Craig Carry talks about the element of trust, the beauty of constraint, and the excitement of the blank canvas in his work as a cover designer
How do you start?
The process begins on receiving the creative brief. This will comprise the book title, author, genre, background, synopsis and possibly excerpts from the book too. This is the most exciting stage as everything begins as a blank canvas. No idea is off the table and it’s important to be as free and open-minded as to what ideas will be formed.
However, I find it is also very important to research the book at the earliest stage. Regardless of the genre – historical, essay anthology, fiction, non-fiction etc. – it’s necessary to find out as much as possible about the subject of the book. This often begins as gathering information and later gathering as much visual references too.
This is the most exciting stage as everything begins as a blank canvas
At this stage, it’s also important to take as many notes as possible as they occur: appropriate colour schemes, typefaces, visual style etc. It’s also a good idea to be thinking about what may not be suitable to the book cover (colours, imagery, typeface selection etc. that could allude to something unintentional). While it’s important to create something faithful and appropriate to the content of the book, there is still plenty scope for any direction one takes in the creation of ideas.
Everything on the cover is there for a reason, so it’s important to be very clear as to how the message is represented.
What is the most misunderstood aspect of cover design?
The fact that book cover design is a piece of visual communication first and foremost, and it’s important that the design speaks to the intended target audience and is reflective of the subject of the book too.
How much influence does the author have in the eventual design?
In my experience, the client (publisher) will have more say but the whole process is open to everyone’s feedback and opinion. Trust is key in this regard as many decisions can be made in the journey taken from the initial approval of an idea to the cover being signed off for print. Indeed, trusting everyone’s input is one of the most rewarding aspects of book cover design as once the final book is in your hands you can rest assured that it’s a cover that everyone feels satisfied with.

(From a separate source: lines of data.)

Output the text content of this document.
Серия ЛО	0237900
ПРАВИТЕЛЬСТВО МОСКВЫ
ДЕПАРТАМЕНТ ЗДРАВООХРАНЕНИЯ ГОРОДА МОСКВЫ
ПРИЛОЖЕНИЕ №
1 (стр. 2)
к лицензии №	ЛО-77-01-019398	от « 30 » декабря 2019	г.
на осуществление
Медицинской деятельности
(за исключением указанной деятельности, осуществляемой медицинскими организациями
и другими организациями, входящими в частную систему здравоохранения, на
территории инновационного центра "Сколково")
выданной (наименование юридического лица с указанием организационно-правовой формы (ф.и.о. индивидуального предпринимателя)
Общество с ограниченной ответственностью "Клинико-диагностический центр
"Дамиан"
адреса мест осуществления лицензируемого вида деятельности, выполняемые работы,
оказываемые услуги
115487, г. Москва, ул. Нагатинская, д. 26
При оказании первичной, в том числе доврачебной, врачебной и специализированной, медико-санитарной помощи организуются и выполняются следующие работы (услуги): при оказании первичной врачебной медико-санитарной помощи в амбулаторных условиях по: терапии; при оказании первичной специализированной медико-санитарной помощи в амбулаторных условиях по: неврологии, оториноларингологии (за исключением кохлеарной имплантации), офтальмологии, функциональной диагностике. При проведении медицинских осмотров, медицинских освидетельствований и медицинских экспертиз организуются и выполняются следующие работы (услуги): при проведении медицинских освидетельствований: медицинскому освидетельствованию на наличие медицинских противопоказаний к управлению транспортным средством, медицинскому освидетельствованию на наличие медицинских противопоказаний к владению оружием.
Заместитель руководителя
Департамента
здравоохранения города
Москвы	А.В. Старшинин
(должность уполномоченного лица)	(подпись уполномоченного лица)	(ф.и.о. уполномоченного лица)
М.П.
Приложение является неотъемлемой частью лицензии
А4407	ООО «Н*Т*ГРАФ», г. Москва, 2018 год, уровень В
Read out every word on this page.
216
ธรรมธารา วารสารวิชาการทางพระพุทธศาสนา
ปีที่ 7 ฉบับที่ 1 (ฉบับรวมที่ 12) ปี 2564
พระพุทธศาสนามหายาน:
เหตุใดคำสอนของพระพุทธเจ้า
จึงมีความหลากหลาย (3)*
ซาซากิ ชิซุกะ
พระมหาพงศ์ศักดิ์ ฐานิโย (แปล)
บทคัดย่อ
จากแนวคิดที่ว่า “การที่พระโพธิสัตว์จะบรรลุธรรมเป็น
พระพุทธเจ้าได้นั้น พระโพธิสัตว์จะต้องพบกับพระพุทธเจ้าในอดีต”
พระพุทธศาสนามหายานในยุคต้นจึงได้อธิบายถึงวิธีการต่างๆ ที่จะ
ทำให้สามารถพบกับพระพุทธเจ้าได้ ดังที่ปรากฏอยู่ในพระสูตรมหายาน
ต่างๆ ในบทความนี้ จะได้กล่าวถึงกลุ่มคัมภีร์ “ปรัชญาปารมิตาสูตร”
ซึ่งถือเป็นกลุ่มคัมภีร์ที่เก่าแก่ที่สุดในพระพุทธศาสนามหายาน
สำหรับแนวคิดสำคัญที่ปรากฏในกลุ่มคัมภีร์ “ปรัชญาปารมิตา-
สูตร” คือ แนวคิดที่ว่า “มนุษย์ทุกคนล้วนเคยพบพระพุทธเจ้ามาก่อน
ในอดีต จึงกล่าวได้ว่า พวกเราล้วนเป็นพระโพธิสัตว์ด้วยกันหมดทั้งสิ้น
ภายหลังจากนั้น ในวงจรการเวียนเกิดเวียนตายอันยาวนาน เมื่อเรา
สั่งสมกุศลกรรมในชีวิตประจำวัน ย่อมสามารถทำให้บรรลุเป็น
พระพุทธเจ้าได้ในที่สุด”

Do you have the freedom to design how you want to, or are you constrained by other factors?
In the initial ideas stage there are no constraints and I would have the freedom to sketch up as many ideas (however unrealistic or far-fetched). It’s important to be free to experiment and be as loose and open-minded as possible when beginning on ideas, at this stage I’m primarily focused on simply seeing what imagery springs to mind.
Usually, a number of stronger ideas will emerge that can be developed further. The main constraint at this stage is allocating sufficient space for the author/title of the book (in addition to sufficient space for text on the back cover too). Additionally, the dimensions of the book will be a factor, the smaller format often requiring a more refined or graphic image.
Usually, a number of stronger ideas will emerge that can be developed further
Later, when getting closer to the final design, constraints may include limited available space on the cover (requiring careful selection of typeface choices); reducing number of colours; refining and simplifying the image; ensuring the cover will reproduce well once printed.
What are the designs that you feel are your best or your most interesting work so far?
I’m pleased with the covers for Ionbhá: The Empathy Book for Ireland, Casualties Of Conflict: Fatalities of the War of Independence and Civil War in Glasnevin Cemetery and An Island Christmas, all published by Mercier Press. It’s very rewarding working for the same client on a number of books as a visual identity is also created.
Is there an author that you’d love to design covers for?
There are too many to name! Authors such as Mariana Enriquez, Kevin Barry, George Saunders, Willy Vlautin, Andrey Kurkov, Sara Baume, Olga Tokarczuk, Max Porter, Kae Tempest…
Who is a designer that you greatly admire?
I love the work of Andrzej Klimowski, Stanley Donwood, Noma Bar, Jason Munn, Jay Ryan, among many others. I love the Noma Bar covers for Haruki Murakami’s books.
Are there any design cliches, tics or habits that get under your skin?
An over-use of—and over-reliance on—stock images.
What do you have to keep in mind when considering someone browsing in a bookshop?
In a good cover design I think the cover becomes a single memorable image, where the design, illustration and typography become one, and the reader’s attention is naturally drawn in.
A part of the challenge of book covers is ensuring that the book cover will look well from a distance as well as up close
I think that someone browsing in a bookshop will have little time to assess a cover so it’s important to have a memorable design so it can hold their attention (if even for the time it takes to hold their gaze or to pick up the book and look closer).
A part of the challenge of book covers is also ensuring that the book cover will look well from a distance as well as up close. For the cover to be effective from a distance, it’s important that the image is as refined as possible and any superfluous details are removed, limit the number of colours used, ensure a considered choice of typeface and careful setting of type too, together with a clear visual hierarchy in the design.
To ensure that the cover looks well up close, I find the following works: incorporating textures, creating visual puns, establishing further points of interest in the background of the design.
What is the best aspect of being a cover designer?
For me, the best aspect of being a cover designer is receiving a copy of the book once it is printed and published. Also, seeing the book in a bookstore is a lovely feeling.